Ex-Nazi convicted in WWII massacre dies without serving prison time

A former Nazi soldier who was convicted, but never served time, for his role in the massacre of 86 civilians in France during World War II has died, according to a report.

Karl Münter, who was a member of the Hitler Youth SS division, died at the age of 96 in northwestern Germany, according to London’s Independent newspaper.

Münter was just 21 when on April 1, 1944, a train carrying some 50 soldiers of the division was derailed by an explosion, in an act of sabotage by the resistance.

As revenge, the troops shot 86 men in the nearby village of Ascq in northern France — the youngest of whom was 15 years old.

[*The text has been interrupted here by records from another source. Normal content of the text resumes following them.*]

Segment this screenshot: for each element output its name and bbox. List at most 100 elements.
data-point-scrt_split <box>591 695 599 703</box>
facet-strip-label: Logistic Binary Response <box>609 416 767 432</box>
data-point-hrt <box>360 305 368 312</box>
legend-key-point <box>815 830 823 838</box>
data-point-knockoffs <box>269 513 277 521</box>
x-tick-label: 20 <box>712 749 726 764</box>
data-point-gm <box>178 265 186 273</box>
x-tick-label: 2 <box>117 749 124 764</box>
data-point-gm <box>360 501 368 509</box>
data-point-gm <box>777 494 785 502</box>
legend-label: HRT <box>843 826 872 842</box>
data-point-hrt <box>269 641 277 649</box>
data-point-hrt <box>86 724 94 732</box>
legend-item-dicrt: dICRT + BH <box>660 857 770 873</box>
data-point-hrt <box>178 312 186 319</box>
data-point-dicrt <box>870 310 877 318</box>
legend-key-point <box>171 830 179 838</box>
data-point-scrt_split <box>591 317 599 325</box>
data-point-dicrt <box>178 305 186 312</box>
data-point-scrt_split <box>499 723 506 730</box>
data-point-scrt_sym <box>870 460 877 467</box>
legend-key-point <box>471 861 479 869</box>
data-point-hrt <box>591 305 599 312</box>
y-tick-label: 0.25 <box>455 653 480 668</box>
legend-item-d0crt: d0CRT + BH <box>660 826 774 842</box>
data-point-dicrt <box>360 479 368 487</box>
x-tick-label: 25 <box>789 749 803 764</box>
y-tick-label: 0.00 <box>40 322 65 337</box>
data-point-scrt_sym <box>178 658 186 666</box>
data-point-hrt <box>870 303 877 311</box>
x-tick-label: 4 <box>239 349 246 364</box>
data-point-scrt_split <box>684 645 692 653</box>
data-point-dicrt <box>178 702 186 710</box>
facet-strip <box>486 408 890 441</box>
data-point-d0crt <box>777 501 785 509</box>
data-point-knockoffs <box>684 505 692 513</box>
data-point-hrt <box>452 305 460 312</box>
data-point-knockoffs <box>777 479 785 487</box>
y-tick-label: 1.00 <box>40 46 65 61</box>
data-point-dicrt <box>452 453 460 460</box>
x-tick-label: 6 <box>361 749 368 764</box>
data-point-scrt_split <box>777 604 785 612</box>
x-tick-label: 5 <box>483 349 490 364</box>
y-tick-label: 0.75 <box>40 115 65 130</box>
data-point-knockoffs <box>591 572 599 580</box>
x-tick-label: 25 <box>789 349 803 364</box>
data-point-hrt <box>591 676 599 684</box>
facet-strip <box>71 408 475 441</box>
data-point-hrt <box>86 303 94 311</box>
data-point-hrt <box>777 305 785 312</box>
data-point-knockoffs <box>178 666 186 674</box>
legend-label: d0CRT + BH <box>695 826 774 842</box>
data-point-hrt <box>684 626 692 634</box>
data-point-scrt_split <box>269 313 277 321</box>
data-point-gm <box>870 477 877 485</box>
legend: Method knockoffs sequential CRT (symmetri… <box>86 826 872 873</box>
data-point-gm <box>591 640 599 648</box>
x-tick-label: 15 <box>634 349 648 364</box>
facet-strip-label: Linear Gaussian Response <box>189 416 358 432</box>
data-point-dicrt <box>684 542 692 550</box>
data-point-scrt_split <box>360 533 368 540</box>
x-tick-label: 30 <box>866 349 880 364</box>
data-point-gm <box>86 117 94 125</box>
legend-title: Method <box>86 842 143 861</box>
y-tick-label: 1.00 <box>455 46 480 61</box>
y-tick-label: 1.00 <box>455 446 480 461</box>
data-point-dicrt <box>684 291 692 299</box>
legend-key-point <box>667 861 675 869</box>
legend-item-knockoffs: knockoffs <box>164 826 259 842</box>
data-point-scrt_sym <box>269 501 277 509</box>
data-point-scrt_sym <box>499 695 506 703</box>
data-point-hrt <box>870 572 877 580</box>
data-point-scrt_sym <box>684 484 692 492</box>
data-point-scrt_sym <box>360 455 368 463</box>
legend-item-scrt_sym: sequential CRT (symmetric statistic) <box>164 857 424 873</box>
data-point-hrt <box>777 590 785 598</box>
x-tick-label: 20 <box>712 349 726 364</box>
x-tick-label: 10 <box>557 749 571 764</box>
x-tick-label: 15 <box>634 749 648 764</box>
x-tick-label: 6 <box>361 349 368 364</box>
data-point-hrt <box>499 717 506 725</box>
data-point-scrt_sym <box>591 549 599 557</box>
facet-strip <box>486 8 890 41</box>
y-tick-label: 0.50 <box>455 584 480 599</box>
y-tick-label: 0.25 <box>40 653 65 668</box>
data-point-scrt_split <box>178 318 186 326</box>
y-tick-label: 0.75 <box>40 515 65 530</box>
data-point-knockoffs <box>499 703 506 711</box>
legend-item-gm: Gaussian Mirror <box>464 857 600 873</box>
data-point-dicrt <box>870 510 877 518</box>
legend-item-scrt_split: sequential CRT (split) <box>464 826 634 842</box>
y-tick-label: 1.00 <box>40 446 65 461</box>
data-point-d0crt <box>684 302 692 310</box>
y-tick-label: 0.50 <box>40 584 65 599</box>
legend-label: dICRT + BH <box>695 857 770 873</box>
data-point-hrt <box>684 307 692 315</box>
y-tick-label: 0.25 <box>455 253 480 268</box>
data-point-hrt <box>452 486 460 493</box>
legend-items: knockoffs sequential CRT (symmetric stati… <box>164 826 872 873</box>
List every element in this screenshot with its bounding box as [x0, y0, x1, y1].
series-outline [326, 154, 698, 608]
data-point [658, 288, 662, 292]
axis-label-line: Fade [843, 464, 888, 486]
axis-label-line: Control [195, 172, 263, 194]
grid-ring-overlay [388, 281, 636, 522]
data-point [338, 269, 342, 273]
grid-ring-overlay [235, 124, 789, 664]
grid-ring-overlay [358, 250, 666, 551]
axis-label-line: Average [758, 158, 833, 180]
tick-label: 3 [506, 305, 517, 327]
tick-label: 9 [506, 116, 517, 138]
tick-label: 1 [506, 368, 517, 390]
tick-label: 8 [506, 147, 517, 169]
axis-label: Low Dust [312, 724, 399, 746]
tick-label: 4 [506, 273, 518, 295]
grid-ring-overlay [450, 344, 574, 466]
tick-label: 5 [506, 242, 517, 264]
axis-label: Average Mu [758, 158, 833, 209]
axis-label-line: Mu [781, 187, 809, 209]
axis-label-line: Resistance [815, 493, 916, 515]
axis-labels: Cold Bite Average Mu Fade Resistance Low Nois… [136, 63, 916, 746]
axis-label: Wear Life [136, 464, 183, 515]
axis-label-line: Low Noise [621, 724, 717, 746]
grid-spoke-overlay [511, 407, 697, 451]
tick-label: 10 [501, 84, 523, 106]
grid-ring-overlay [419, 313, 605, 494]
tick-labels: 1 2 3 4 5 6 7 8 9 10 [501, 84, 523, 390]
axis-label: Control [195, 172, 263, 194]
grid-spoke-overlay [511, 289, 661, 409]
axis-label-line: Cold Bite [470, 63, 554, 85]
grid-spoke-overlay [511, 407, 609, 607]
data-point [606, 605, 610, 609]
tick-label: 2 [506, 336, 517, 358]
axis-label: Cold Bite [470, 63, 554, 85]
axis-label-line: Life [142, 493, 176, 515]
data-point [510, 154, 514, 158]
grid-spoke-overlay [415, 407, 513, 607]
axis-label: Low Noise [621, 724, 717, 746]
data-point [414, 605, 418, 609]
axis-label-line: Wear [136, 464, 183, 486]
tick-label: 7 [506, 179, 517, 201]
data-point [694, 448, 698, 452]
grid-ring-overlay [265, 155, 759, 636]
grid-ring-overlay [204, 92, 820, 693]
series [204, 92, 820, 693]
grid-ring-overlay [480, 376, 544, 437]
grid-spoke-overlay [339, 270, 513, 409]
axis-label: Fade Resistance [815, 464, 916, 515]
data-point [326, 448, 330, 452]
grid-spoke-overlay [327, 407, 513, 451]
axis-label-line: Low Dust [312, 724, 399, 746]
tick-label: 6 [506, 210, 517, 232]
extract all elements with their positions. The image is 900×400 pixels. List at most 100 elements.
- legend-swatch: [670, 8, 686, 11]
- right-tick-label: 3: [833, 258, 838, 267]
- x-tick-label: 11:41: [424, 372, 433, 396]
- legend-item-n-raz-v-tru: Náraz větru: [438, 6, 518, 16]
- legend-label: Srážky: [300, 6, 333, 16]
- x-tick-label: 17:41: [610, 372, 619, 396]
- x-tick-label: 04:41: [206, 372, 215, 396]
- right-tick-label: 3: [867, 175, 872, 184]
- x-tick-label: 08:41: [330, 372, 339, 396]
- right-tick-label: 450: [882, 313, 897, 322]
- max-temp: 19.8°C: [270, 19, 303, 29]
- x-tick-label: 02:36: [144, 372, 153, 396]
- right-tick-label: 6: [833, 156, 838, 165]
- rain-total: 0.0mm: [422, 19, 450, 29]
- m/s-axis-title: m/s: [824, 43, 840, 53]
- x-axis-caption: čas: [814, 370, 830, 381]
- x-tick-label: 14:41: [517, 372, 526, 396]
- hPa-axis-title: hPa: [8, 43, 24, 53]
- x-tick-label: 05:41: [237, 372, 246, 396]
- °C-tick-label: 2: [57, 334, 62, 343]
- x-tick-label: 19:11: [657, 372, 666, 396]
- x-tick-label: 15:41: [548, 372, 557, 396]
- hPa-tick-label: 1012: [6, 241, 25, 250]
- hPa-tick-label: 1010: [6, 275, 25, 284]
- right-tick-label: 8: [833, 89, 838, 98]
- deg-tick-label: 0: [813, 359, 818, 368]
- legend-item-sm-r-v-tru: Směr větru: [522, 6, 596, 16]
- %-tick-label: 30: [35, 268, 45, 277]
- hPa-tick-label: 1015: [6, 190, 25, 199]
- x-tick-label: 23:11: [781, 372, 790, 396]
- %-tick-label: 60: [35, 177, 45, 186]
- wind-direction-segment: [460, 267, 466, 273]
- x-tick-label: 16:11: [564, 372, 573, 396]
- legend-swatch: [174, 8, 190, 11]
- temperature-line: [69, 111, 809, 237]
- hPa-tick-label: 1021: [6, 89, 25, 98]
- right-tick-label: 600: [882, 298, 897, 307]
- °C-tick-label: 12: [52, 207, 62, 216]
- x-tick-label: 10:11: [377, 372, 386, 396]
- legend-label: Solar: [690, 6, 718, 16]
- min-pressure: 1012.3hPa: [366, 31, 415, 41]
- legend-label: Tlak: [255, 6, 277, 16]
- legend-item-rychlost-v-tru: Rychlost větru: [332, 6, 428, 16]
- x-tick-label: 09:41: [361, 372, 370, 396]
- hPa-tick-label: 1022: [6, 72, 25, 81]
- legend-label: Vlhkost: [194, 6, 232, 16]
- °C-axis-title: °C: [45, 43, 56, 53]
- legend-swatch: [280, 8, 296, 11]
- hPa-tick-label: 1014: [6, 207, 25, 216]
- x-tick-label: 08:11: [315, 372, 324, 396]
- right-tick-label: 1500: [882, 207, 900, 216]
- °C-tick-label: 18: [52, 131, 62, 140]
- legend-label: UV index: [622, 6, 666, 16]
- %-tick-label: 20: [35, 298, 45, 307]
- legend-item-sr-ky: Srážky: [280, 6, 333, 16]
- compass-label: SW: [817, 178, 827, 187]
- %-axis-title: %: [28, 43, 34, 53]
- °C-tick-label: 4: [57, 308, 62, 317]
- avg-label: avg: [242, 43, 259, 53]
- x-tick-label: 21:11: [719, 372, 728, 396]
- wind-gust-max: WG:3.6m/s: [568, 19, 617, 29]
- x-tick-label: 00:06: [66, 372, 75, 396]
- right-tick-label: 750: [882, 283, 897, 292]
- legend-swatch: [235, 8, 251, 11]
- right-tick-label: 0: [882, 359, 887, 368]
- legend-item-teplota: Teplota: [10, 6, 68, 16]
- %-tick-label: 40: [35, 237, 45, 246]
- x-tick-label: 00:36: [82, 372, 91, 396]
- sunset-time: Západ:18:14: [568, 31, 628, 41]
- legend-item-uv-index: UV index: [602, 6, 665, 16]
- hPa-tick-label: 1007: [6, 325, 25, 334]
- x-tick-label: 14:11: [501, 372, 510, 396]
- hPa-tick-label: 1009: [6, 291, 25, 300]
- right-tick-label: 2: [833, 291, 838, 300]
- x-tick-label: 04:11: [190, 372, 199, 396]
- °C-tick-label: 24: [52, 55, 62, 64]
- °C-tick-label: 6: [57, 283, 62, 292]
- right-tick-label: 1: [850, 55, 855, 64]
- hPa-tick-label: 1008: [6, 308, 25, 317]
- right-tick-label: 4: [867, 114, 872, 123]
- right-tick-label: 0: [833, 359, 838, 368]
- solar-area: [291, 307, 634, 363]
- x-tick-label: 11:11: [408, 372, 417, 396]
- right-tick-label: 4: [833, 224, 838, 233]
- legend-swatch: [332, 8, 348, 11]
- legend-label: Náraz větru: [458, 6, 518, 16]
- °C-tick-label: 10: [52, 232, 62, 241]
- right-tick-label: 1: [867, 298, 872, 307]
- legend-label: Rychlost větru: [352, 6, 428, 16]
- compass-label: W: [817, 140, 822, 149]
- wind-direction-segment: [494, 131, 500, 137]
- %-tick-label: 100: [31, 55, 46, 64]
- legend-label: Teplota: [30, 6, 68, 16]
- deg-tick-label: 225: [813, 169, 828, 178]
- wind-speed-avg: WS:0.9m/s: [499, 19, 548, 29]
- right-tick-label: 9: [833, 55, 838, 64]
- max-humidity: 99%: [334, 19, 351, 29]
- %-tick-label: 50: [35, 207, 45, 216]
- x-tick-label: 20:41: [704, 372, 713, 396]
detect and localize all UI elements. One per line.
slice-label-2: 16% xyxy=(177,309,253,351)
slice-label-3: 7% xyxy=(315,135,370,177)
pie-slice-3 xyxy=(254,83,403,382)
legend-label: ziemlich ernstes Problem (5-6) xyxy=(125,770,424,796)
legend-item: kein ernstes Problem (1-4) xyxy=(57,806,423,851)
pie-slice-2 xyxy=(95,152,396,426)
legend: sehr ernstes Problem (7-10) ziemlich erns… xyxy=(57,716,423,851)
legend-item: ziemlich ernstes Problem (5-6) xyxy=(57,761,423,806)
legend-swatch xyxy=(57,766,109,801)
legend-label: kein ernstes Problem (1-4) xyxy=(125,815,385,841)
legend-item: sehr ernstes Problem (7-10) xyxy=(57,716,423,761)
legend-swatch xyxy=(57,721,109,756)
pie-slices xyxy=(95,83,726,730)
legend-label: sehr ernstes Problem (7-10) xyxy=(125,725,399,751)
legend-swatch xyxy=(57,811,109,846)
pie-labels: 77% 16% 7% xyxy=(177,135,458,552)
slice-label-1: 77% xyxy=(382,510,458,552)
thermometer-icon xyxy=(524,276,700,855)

“There’s another reason for me not end up in hell, so I don’t meet him there,” said the mayor of Villeneuve-d’Ascq, Gerard Caudron, in response to Münter’s death.

A French military tribunal sentenced Münter to death in absentia in 1949 for his role in the mass killing.

But he was pardoned in 1955 as part of the post-WWII French-German reconciliation efforts.

German prosecutors sought to reopen the war crime case against Münter — but they dropped the case last March under the legal principle known as double jeopardy, because he’d already been convicted in France.

Münter in July was also charged with incitement by German prosecutors for blaming Holocaust victims for their own deaths and denying that six million Jews were killed in the World War II genocide.

In an interview with German TV-station ARD last November, Münter said those killed in Ascq were to blame for their own deaths.

He also disputed that the Holocaust claimed the lives of six million Jews.

“The accused did not dispute giving the information to journalists but he said he did not know that the interview was recorded and would be later broadcast,” prosecutors from Lower Saxony said in a statement.

His incitement case was still ongoing when he died.